Sempre o conheci como Álvaro Moya, até que foi colocado esse “de” em seu nome. Tive com ele um início de convivência que se misturava com admiração. Fui seu aluno em 1950, na Associação Paulista de Desenho, que funcionava num espaço sublocado só à noite. Era uma salinha pequena na Rua Álvaro de Carvalho, no centro ainda vibrante de São Paulo. Na verdade, a Associação era uma espécie de célula, cujo verdadeiro objetivo era criar uma legislação que obrigasse os jornais a publicar uma percentagem de tirinhas feita por desenhistas brasileiros. Na época, essa intenção era ima coisa considerada altamente subversiva.
Álvaro Moya, juntamente com Jayme Cortez e outros, começou a dar cursos sobre histórias em quadrinhos de forma absolutamente pioneira no Brasil. Pela primeira vez citavam-se desenhistas como Will Eisner, Hall Foster e heróis como o Príncipe Valente, Capitão Marvel, Superman como referências respeitáveis na área de comunicação e educação.
Moya tinha uma particular admiração por Will Eisner, desenhista de O Espírito. Ele explicava quadrinho por quadrinho como uma particular obra de arte, com enquadramento cinematográfico, sombras, cenários, guarda-roupas e texto com qualidade literária. O “plot” era detalhado e explicado – e juntamente com o curso de teatro no prédio da Pinoteca, dirigido por Décio de Almeida Prado, o curso de Álvaro Moya foi um dos primeiros em que técnicas literárias eram a matéria-prima da formação de novos talentos.
Todas as historinhas publicadas nos jornais brasileiros de então, no entanto, eram de desenhistas estrangeiros, distribuídas pela United Press International, a famosa UPI, que achávamos naquela época ser um braço da CIA.
Em 1951, Moya conseguiu organizar a primeira exposição de histórias em quadrinhos, que foi, de certa forma, um choque nos meios acadêmicos. Juntamente com um artigo publicado no Suplemento Literário do jornal Estado de São Paulo, então dirigido por Pietro Maria Bardi, as HQ começavam a ser aceitas como uma forma alternativa de arte. O Rio seguiu o exemplo de São Paulo, principalmente através do trabalho e da influência de Ziraldo, seu irmão Zélio, Millôr Fernandes e as revistas Cruzeiro e Manchete.
Eu fazia parte desse movimento muito mais como estudante e massa de manobra do que como líder. Tinha pouco mais de 14 anos de idade. Ainda assim, numa primeira viagem que ganhei como prêmio a New York, decidi conhecer a UPI. Como pretexto, levei algumas tiras de Maurício de Sousa.
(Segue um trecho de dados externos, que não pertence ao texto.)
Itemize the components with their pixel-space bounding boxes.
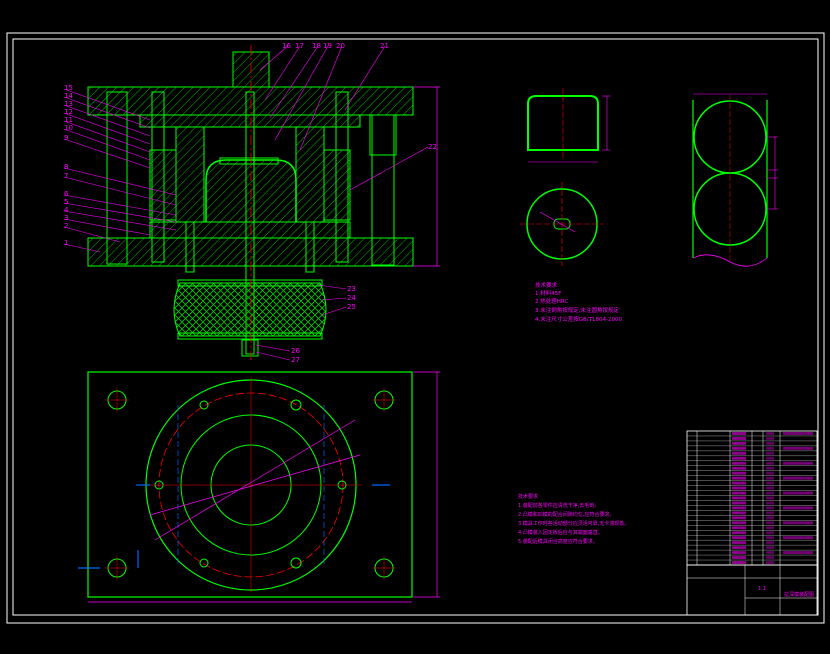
callout-label: 13 bbox=[64, 100, 73, 108]
punch-retainer bbox=[139, 114, 361, 128]
lower-plate bbox=[87, 237, 414, 267]
callout-label: 1 bbox=[64, 239, 68, 247]
callout-label: 15 bbox=[64, 84, 73, 92]
outer-frame bbox=[6, 32, 825, 624]
notes-title: 技术要求 bbox=[535, 281, 558, 289]
upper-plate bbox=[87, 86, 414, 116]
section-view bbox=[87, 45, 440, 360]
punch-base bbox=[149, 221, 351, 239]
callout-label: 26 bbox=[291, 347, 300, 355]
callout-label: 21 bbox=[380, 42, 389, 50]
rubber-buffer bbox=[173, 282, 327, 337]
bom-table bbox=[686, 430, 818, 566]
cad-drawing-canvas: 16 17 18 19 20 21 15 14 13 12 11 10 9 8 … bbox=[6, 32, 825, 624]
title-block: 拉深模装配图 1:1 bbox=[686, 564, 818, 616]
part-detail-top bbox=[520, 182, 604, 266]
callout-label: 6 bbox=[64, 190, 69, 198]
note-line: 1.装配前各零件应清洗干净,去毛刺。 bbox=[518, 502, 599, 509]
note-line: 1.材料45F bbox=[535, 289, 561, 297]
strip-layout bbox=[692, 93, 778, 267]
callout-label: 3 bbox=[64, 214, 68, 222]
callout-label: 14 bbox=[64, 92, 73, 100]
note-line: 2.凸模和凹模的配合间隙均匀,应符合要求。 bbox=[518, 511, 614, 518]
callout-label: 17 bbox=[295, 42, 304, 50]
callout-label: 24 bbox=[347, 294, 356, 302]
drawing-name: 拉深模装配图 bbox=[784, 591, 814, 598]
die-right bbox=[295, 126, 325, 223]
callout-label: 4 bbox=[64, 206, 69, 214]
callout-label: 27 bbox=[291, 356, 300, 364]
note-line: 4.凸模装入固定板后应与其端面垂直。 bbox=[518, 529, 603, 536]
callout-label: 8 bbox=[64, 163, 68, 171]
notes-assembly: 技术要求 1.装配前各零件应清洗干净,去毛刺。 2.凸模和凹模的配合间隙均匀,应… bbox=[518, 493, 629, 545]
plan-view bbox=[78, 371, 440, 603]
callout-label: 7 bbox=[64, 172, 68, 180]
callout-label: 11 bbox=[64, 116, 73, 124]
callout-label: 10 bbox=[64, 124, 73, 132]
note-line: 2.热处理HRC bbox=[535, 297, 568, 305]
part-detail-front bbox=[527, 88, 610, 163]
note-line: 5.装配后模具闭合高度应符合要求。 bbox=[518, 538, 598, 545]
blank-holder-left bbox=[149, 149, 177, 221]
callout-label: 18 bbox=[312, 42, 321, 50]
drawing-scale: 1:1 bbox=[758, 586, 766, 592]
callout-label: 5 bbox=[64, 198, 68, 206]
callout-label: 19 bbox=[323, 42, 332, 50]
notes-title: 技术要求 bbox=[518, 493, 538, 500]
callout-label: 25 bbox=[347, 303, 356, 311]
callout-label: 16 bbox=[282, 42, 291, 50]
note-line: 3.未注倒角按规定,未注圆角按规定 bbox=[535, 306, 619, 314]
callout-label: 20 bbox=[336, 42, 345, 50]
die-left bbox=[175, 126, 205, 223]
callout-label: 2 bbox=[64, 222, 68, 230]
note-line: 3.模具工作时各活动部分应灵活可靠,无卡滞现象。 bbox=[518, 520, 629, 527]
notes-part: 技术要求 1.材料45F 2.热处理HRC 3.未注倒角按规定,未注圆角按规定 … bbox=[535, 281, 622, 323]
callout-label: 12 bbox=[64, 108, 73, 116]
callout-label: 22 bbox=[428, 143, 437, 151]
callout-label: 23 bbox=[347, 285, 356, 293]
callout-label: 9 bbox=[64, 134, 68, 142]
note-line: 4.未注尺寸公差按GB/T1804-2000 bbox=[535, 315, 622, 323]
blank-holder-right bbox=[323, 149, 351, 221]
Descobri o endereço no gigantesco edifício onde se localiza a Grand Central Station e, sem marcar hora (para os brasileiros, não havia nem o hábito de se usar o telefone na ocasião), bati à porta do pequeno escritório, que se compunha de apenas duas salinhas. Apenas duas pessoas trabalhavam ali: uma velhinha, que era a secretária, e que me atendeu cordialmente, e um velhinho, que era o seu chefe.
A ideia de conspiração da CIA desfez-se ali. O senhor me explicou que eles representavam vários desenhistas americanos e que seu negócio era distribuir suas histórinhas para jornais dos Estados Unidos e de alguns países, aos quais mandavam correspondência oferecendo o trabalho. Faziam uma espécie de mala direta com um mimeógrafo. Explicou-me também, um pouco magoado, que forneciam material para uns vinte jornais brasileiros… e que nenhum jamais havia pago as faturas. Em todo caso, gostou dos desenhos do Maurício e os promoveria.
Álvaro Moya continuou fiel às HQ pelo resto de sua vida. Promoveu a vinda de vários artistas ao Brasil, o que era uma novidade absoluta, tanto para os brasileiros quanto para os americanos.
Compôs, ao longo da vida, uma coleção impressionante de originais dos desenhos e informações, que hoje se encontram guardados nas casas de amigos e que constituem um patrimônio artístico de primeira categoria. O que será feito com esse tesouro que Álvaro nos deixou?